Half-Life: Alyx is just the beginning of Half-Life's comeback story, and Valve reveals why they chose to make a VR-exclusive game rather than jump right into Half-Life 3.
The new Half-Life game isn't what we expected. It's a VR-only Half-Life 2 prequel that aims to be virtual reality's killer app and justify Valve's massive investment into the still-fringe platform. But it also serves another big role: Half-Life: Alyx is basically a practice run for new Half-Life projects. It's a way to get Valve back into the groove of the franchise, all while learning new things about Source 2 like optimizing graphics, textures, and FPS mechanics.

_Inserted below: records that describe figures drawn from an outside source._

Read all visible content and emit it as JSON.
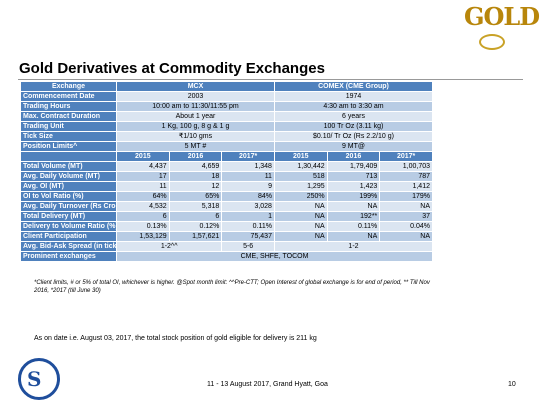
{
  "slide": {
    "title": "Gold Derivatives at Commodity Exchanges",
    "logo_text": "GOLD",
    "stock_note": "As on date i.e. August 03, 2017, the total stock position of gold eligible for delivery is 211 kg",
    "footer": "11 - 13 August 2017, Grand Hyatt, Goa",
    "page_number": "10",
    "footnote": "*Client limits, # or 5% of total OI, whichever is higher. @Spot month limit: ^^Pre-CTT; Open Interest of global exchange is for end of period, ** Till Nov 2016, *2017 (till June 30)"
  },
  "table": {
    "header": [
      "Exchange",
      "MCX",
      "COMEX (CME Group)"
    ],
    "spec_rows": [
      {
        "label": "Commencement Date",
        "mcx": "2003",
        "comex": "1974"
      },
      {
        "label": "Trading Hours",
        "mcx": "10:00 am to 11:30/11:55 pm",
        "comex": "4:30 am to 3:30 am"
      },
      {
        "label": "Max. Contract Duration",
        "mcx": "About 1 year",
        "comex": "6 years"
      },
      {
        "label": "Trading Unit",
        "mcx": "1 Kg, 100 g, 8 g & 1 g",
        "comex": "100 Tr Oz (3.11 kg)"
      },
      {
        "label": "Tick Size",
        "mcx": "₹1/10 gms",
        "comex": "$0.10/ Tr Oz (Rs 2.2/10 g)"
      },
      {
        "label": "Position Limits^",
        "mcx": "5 MT #",
        "comex": "9 MT@"
      }
    ],
    "years": [
      "2015",
      "2016",
      "2017*",
      "2015",
      "2016",
      "2017*"
    ],
    "data_rows": [
      {
        "label": "Total Volume (MT)",
        "values": [
          "4,437",
          "4,659",
          "1,348",
          "1,30,442",
          "1,79,409",
          "1,00,703"
        ]
      },
      {
        "label": "Avg. Daily Volume (MT)",
        "values": [
          "17",
          "18",
          "11",
          "518",
          "713",
          "787"
        ]
      },
      {
        "label": "Avg. OI (MT)",
        "values": [
          "11",
          "12",
          "9",
          "1,295",
          "1,423",
          "1,412"
        ]
      },
      {
        "label": "OI to Vol Ratio (%)",
        "values": [
          "64%",
          "65%",
          "84%",
          "250%",
          "199%",
          "179%"
        ]
      },
      {
        "label": "Avg. Daily Turnover (Rs Crores)",
        "values": [
          "4,532",
          "5,318",
          "3,028",
          "NA",
          "NA",
          "NA"
        ]
      },
      {
        "label": "Total Delivery (MT)",
        "values": [
          "6",
          "6",
          "1",
          "NA",
          "192**",
          "37"
        ]
      },
      {
        "label": "Delivery to Volume Ratio (%)",
        "values": [
          "0.13%",
          "0.12%",
          "0.11%",
          "NA",
          "0.11%",
          "0.04%"
        ]
      },
      {
        "label": "Client Participation",
        "values": [
          "1,53,129",
          "1,57,621",
          "75,437",
          "NA",
          "NA",
          "NA"
        ]
      },
      {
        "label": "Avg. Bid-Ask Spread (in ticks)",
        "values_mcx": "1-2^^",
        "values_mcx_2017": "5-6",
        "values_comex": "1-2"
      },
      {
        "label": "Prominent exchanges",
        "value": "CME, SHFE, TOCOM"
      }
    ]
  }
}
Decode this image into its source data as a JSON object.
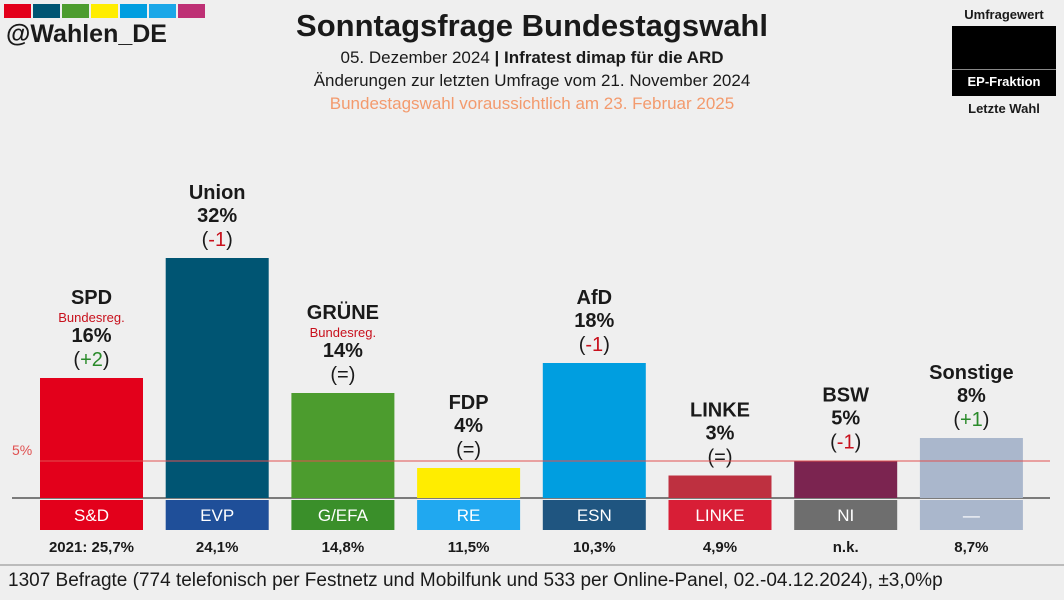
{
  "handle": "@Wahlen_DE",
  "flag_colors": [
    "#e3001b",
    "#005573",
    "#4c9c2e",
    "#ffed00",
    "#009ee0",
    "#1aa7e8",
    "#be3075"
  ],
  "header": {
    "title": "Sonntagsfrage Bundestagswahl",
    "date": "05. Dezember 2024",
    "separator": "|",
    "source": "Infratest dimap für die ARD",
    "changes_note": "Änderungen zur letzten Umfrage vom 21. November 2024",
    "election_note": "Bundestagswahl voraussichtlich am 23. Februar 2025"
  },
  "legend": {
    "top": "Umfragewert",
    "middle": "EP-Fraktion",
    "bottom": "Letzte Wahl"
  },
  "footer": "1307 Befragte (774 telefonisch per Festnetz und Mobilfunk und 533 per Online-Panel, 02.-04.12.2024), ±3,0%p",
  "chart_data": {
    "type": "bar",
    "title": "Sonntagsfrage Bundestagswahl",
    "categories": [
      "SPD",
      "Union",
      "GRÜNE",
      "FDP",
      "AfD",
      "LINKE",
      "BSW",
      "Sonstige"
    ],
    "values": [
      16,
      32,
      14,
      4,
      18,
      3,
      5,
      8
    ],
    "value_labels": [
      "16%",
      "32%",
      "14%",
      "4%",
      "18%",
      "3%",
      "5%",
      "8%"
    ],
    "changes": [
      "(+2)",
      "(-1)",
      "(=)",
      "(=)",
      "(-1)",
      "(=)",
      "(-1)",
      "(+1)"
    ],
    "change_direction": [
      "up",
      "down",
      "none",
      "none",
      "down",
      "none",
      "down",
      "up"
    ],
    "government_tags": [
      "Bundesreg.",
      "",
      "Bundesreg.",
      "",
      "",
      "",
      "",
      ""
    ],
    "colors": [
      "#e3001b",
      "#005573",
      "#4c9c2e",
      "#ffed00",
      "#009ee0",
      "#be3040",
      "#7b2450",
      "#aab7cc"
    ],
    "ep_groups": [
      "S&D",
      "EVP",
      "G/EFA",
      "RE",
      "ESN",
      "LINKE",
      "NI",
      "—"
    ],
    "ep_colors": [
      "#e3001b",
      "#1f4f99",
      "#3a8f2a",
      "#20a8f0",
      "#1f5580",
      "#d81e36",
      "#6e6e6e",
      "#aab7cc"
    ],
    "last_election": [
      "2021: 25,7%",
      "24,1%",
      "14,8%",
      "11,5%",
      "10,3%",
      "4,9%",
      "n.k.",
      "8,7%"
    ],
    "threshold": 5,
    "threshold_label": "5%",
    "threshold_color": "#e05050",
    "up_color": "#2a8a2a",
    "down_color": "#c8101c",
    "ylim": [
      0,
      32
    ]
  }
}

A lot of what Valve learns from Half-Life: Alyx can translate into other Half-Life games, even if they're not VR projects.
In a recent interview with Geoff Keighley, Valve programmers talked about how Half-Life: Alyx is a stepping stone to new things. The team might not be ready to work on Half-Life 3 just yet, but this new VR project will help pave the way to that magical threequel.
"Back in 2016, when we started this, Half-Life 3 was a terrifyingly daunting prospect, right? I think to some extent VR was a way we could fool ourselves into believing we had a way to do this," said Valve's Robin Walker.
"By starting with VR then trying to think about Half-Life and how it worked, and playtesting those experiences, you're immediately in a space where we have something we understand well, like Half-Life's core gameplay, and then a new platform with new prospects and new possibilities.
"We can do that translation [to VR] and then watch people play it. So within a week or two, we're starting to learn. So it was really easy not try and think about of the big picture of like 'we're making Half-Life 3' and just figure out what people enjoy in this and then let's make forward progress."
This progress isn't just limited to VR. Of course, Half-Life: Alyx's development would mostly translate to more VR games, but the systems, textures, designs, and overall mechanics could still be molded for a traditional mouse and keyboard setup.
Valve knows that VR is a niche market. They hope to accelerate headset sales with Half-Life: Alyx, but they know most gamers still play on PC. And of course have assertions from Valve that more Half-Life games are on the way--there's no way that the lucrative IP would be locked to such a small addressable market.
Other fun tidbits about the interview: Valve resurrected other franchises in VR, possibly even Left 4 Dead 3.
"There's projects we've worked on in the past 9 years that people never heard about and that never shipped," said Valve's David Speyrer.
"All along the way in building Source 2 we tried various games in different franchises. Each of them kind of moved the engine forward in some way and explored some ideas, and they were all back-burnered for good reasons I think. They were more like milestones along the way to get where we are with Half-Life: Alyx.
"I think it'd be really fun to delve back into those [games]."
Half-Life: Alyx is due out March 2020 exclusively for SteamVR headsets, including HTC Vive, Oculus Rift, Valve Index, and Windows Mixed Reality HMDs.